Determinants of specific RNA interference-mediated silencing of human β-globin alleles differing by a single nucleotide polymorphism

A single nucleotide polymorphism (SNP) in the sickle β-globin gene (βS) leads to sickle cell anemia. Sickling increases sharply with deoxy sickle Hb concentration and decreases with increasing fetal γ-globin concentration. Measures that decrease sickle Hb concentration should have an antisickling effect. RNA interference (RNAi) uses small interfering (si)RNAs for sequence-specific gene silencing. A βS siRNA with position 10 of the guide strand designed to align with the targeted βS SNP specifically silences βS gene expression without affecting the expression of the γ-globin or normal β-globin (βA) genes.

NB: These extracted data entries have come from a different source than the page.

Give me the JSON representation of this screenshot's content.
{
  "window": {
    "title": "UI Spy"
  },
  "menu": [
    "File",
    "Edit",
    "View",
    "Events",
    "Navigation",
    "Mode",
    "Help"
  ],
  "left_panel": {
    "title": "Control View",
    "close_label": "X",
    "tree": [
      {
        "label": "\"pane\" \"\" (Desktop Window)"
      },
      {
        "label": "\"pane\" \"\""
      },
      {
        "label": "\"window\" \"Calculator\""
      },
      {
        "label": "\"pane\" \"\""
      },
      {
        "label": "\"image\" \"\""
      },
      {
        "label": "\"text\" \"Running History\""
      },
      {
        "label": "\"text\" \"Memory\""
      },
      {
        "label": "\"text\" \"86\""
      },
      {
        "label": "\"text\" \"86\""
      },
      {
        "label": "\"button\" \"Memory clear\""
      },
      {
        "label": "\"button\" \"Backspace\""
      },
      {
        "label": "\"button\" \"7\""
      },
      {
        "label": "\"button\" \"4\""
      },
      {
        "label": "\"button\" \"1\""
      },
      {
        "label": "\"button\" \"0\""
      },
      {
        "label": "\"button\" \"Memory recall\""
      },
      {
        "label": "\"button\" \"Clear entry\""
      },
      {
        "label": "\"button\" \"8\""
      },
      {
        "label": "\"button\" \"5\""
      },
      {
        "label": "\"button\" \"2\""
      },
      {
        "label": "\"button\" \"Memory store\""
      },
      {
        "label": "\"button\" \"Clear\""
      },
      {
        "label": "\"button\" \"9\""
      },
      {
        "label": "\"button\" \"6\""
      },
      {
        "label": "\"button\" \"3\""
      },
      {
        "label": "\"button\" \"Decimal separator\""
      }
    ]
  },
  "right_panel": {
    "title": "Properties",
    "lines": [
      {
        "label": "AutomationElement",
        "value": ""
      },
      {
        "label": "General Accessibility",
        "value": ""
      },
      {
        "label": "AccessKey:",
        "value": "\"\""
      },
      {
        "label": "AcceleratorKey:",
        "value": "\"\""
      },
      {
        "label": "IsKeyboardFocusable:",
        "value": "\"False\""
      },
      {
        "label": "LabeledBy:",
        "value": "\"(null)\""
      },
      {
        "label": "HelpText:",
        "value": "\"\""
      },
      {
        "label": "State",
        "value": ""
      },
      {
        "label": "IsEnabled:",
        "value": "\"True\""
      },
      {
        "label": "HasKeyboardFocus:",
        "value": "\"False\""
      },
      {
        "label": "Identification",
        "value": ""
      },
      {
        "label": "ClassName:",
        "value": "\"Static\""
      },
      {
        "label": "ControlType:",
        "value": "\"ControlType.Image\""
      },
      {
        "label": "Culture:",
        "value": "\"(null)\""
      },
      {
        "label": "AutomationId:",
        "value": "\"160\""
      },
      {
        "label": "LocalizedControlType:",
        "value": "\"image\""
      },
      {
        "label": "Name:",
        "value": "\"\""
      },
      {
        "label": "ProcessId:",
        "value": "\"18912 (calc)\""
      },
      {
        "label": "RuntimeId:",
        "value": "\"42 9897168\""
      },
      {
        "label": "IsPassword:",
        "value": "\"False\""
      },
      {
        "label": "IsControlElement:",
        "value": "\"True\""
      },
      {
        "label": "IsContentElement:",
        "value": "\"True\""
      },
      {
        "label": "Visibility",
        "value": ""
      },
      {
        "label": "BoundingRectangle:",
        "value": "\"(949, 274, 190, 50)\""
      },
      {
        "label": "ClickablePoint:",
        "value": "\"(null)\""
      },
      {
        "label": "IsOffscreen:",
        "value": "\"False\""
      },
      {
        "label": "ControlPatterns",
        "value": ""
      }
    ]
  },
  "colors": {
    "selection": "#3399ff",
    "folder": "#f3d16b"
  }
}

Silencing is increased by altering the 5′ end of the siRNA antisense (guide) strand to enhance its binding to the RNA-induced silencing complex (RISC). Specific βS silencing was demonstrated by using a luciferase reporter and full-length βS cDNA transfected into HeLa cells and mouse erythroleukemia cells, where it was expressed in the context of the endogenous β-globin gene promoter and the locus control region enhancers. When this strategy was used to target βE, silencing was not limited to the mutant gene but also targeted the normal βA gene. siRNAs, mismatched with their target at position 10, guided mRNA cleavage in all cases except when two bulky purines were aligned. The specific silencing of the βS-globin gene, as compared with βE, as well as studies of silencing SNP mutants in other diseases, indicates that siRNAs developed to target a disease-causing SNP will be specific if the mutant residue is a pyrimidine and the normal residue is a purine.